Trussell Trust launches first emergency fundraising appeal

20 Oct 2022 News

Food bank charity the Trussell Trust has regretfully launched its first-ever large-scale emergency fundraising appeal to meet unprecedented demand for its services. 

The charity, which supports a nationwide network of 1,300 food bank centres, said it has used up its reserve stock that would have normally lasted through winter. 

It announced that it will distribute 1.3 million emergency food parcels over the next six months to help households facing financial hardship. 

The money raised by the emergency appeal will fund grants and additional support to food banks to help tackle the crisis this winter as well as direct advice on personal finances.  

Meanwhile, the charity recently announced that it has implemented a “wide range of initiatives” to support its staff, including a hardship fund. 

Food donations have struggled to keep pace with demand

The charity experienced its busiest August and September on record, with the number of emergency food parcels distributed during these months increasing by 46% compared with last year. 

For the first time in its history, food donations have struggled to keep pace with demand, meaning that food banks have already run out of food that would have been distributed this winter. 

The Trussell Trust said the cost-of-living crisis has forced food banks to buy three times as much food as they did last year to meet increasing needs. 

Food banks are now spending on average around £1,400 per month of their own funds to top up food donations compared with just over £750 in 2021.  

‘We never wanted to run an appeal like this’

Emma Revie, chief executive of the Trussell Trust, said: “Faced with the perfect storm of rising energy prices, inflation and a potential recession that is pushing people deeper into poverty, the soaring cost of living is driving a tsunami of need to food banks. 
“Through this emergency appeal we hope to raise the vital funds required to ensure that food banks can meet this devastating rise in need and continue to support people who are experiencing hardship.

“We never wanted to run an appeal like this, we would rather there was no need for food banks at all. But right now they are on the frontline of this cost of living emergency, we have no other option.” 

She added: “As well as raising vital funds, we hope our emergency appeal is a stark reminder of how reliant we have become as a society on the kindness of volunteers. No one should need to turn to charity for something as essential as food and the situation we’re facing is too great for food banks to solve alone.” 

Hardship fund to help staff deal with crisis

Last week, Matthew van Duyvenbode, chief strategy officer at the Trussell Trust, revealed that the trust has implemented a “wide range of initiatives”, including a hardship fund, to help staff in these challenging times. 

Speaking on the first day of NPC Ignites 2022, van Duyvenbode said that poverty and food insecurity is worsening for beneficiaries, which in turn has “significant bearing on staff and volunteers’ wellbeing, fatigue and burnout”.

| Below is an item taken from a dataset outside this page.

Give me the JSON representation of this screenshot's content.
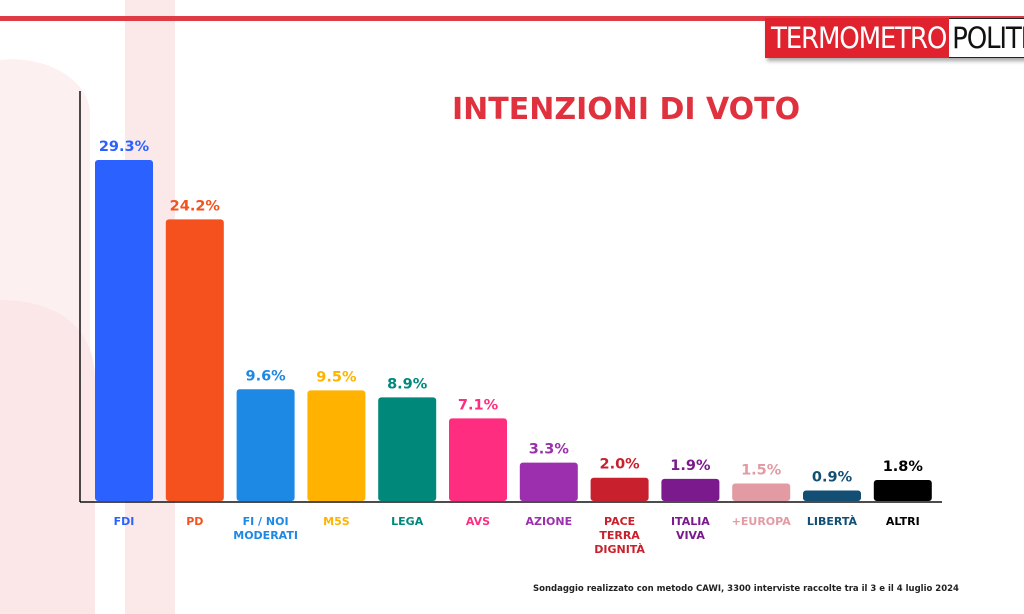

“We don’t know the circumstances of so many of the people who are working with and for us and we want to make sure that anybody who is in a challenging situation isn’t facing stress both at home and at work in terms of the pressures of cost-of-living”. 

He told Civil Society News: “The Trussell Trust is working to support our staff team throughout the cost-of-living crisis. We have implemented a wide range of initiatives to help staff members during this challenging time including cost-of-living payments, additional advice and guidance and the introduction of a hardship fund. This fund is discretionary and specifically aimed at employees facing additional hardship during these challenging times.”

For instance, the fund could help where a partner has lost their job, a relationship breakdown, domestic and financial abuse, significant caring responsibilities, bereavement or disability/ill health compounded by the cost-of-living crisis.

He explained that applications from staff members will be considered where their circumstances “might cause them to be in significant hardship”. 

“Each application will be considered on its own merits and the level of funding provided will be dependent on the staff member’s situation. While we have a variety of supports in place for all staff, the focus of this fund will be on people experiencing hardship, as opposed to a short-term cash flow problem for which other solutions might be available.”